Ultracapacitors are good partners for lithium-ion batteries and other high energy density storage technologies. With power density up to 60 times greater than batteries, they can be connected in parallel to create combined power supply units. Due to load leveling, the ultracapacitors can significantly expand battery life and improve safety. In an electric car, for example, an ultracapacitor can provide the power needed for acceleration, while a battery provides range and recharges the ultracapacitor between surges.

Comparison chart

What makes Skeleton Technologies’ ultracapacitors so competitive?

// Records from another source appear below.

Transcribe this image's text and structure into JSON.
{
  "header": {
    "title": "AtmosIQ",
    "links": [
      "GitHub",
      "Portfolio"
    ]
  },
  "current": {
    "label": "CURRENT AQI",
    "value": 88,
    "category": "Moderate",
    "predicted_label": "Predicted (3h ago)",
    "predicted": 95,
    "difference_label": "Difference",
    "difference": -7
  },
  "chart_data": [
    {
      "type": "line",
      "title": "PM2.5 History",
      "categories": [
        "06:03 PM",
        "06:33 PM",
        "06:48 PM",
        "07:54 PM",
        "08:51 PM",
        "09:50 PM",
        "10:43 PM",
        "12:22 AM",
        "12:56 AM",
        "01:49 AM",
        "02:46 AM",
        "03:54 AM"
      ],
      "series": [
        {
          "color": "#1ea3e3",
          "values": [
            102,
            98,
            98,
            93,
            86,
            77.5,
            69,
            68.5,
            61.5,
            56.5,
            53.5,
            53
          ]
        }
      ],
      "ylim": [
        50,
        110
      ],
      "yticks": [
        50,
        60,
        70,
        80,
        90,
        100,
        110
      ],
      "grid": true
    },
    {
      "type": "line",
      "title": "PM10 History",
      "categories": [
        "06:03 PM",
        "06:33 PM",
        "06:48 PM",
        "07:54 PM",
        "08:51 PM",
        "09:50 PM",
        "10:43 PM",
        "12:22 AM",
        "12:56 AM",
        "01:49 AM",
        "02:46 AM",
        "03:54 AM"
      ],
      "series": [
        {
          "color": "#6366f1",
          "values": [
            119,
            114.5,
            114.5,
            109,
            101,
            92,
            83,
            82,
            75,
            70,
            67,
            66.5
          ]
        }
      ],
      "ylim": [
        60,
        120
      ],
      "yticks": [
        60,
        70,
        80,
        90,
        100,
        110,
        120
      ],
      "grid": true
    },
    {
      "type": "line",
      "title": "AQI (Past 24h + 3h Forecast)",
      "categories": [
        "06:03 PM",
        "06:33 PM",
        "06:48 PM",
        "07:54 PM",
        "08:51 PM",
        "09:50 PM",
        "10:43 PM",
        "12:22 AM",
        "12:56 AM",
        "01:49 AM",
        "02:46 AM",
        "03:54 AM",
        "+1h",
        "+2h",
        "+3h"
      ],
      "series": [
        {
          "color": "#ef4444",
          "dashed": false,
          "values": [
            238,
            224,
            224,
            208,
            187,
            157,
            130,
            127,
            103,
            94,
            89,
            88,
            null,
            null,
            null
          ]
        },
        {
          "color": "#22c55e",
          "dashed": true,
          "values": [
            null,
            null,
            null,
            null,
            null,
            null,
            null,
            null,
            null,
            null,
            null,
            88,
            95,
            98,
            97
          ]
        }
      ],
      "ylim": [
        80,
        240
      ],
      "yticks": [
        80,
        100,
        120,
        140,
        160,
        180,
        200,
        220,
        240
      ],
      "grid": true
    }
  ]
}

The secret to the outstanding performance of our SkelCap ultracapacitors lies in the use of patented nanoporous carbide-derived carbon (CDC), also known as curved graphene. CDC differs significantly from regular activated carbons, which are used by other ultracapacitor manufacturers. Featuring finely engineered, consistent pore size, this patented material guarantees a very large accessible surface area, and a perfect match for the electrolyte ions. This allows us to deliver twice as much energy storage capacity and five times higher power performance compared to other ultracapacitors. The high degree of purity of curved graphene also ensures up to two times higher current tolerance, and four times lower resistance.

Energy

The use of curved graphene is one of the key factors in achieving the superior energy density of our ultracapacitors. SkelCap ultracapacitors have up to two times higher energy density compared to even the most advanced devices produced by our competitors.

Power

CDC boasts electrical conductivity that is almost seven times better than that of regular activated carbons. As a result, the power density of SkelCap ultracapacitors exceeds competitors’ products by a factor of five.

Efficiency

Lower internal resistance also results in significantly higher efficiency and up to five times less energy being lost as heat. This is also an advantage because cooling systems can be downsized or removed altogether.

Reliability

CDC has a high chemical purity, which gives it a significant reliability advantage over activated carbons. The special purification and post-treatment procedures applied to the materials used in SkelCap ultracapacitors results in even longer lifetimes.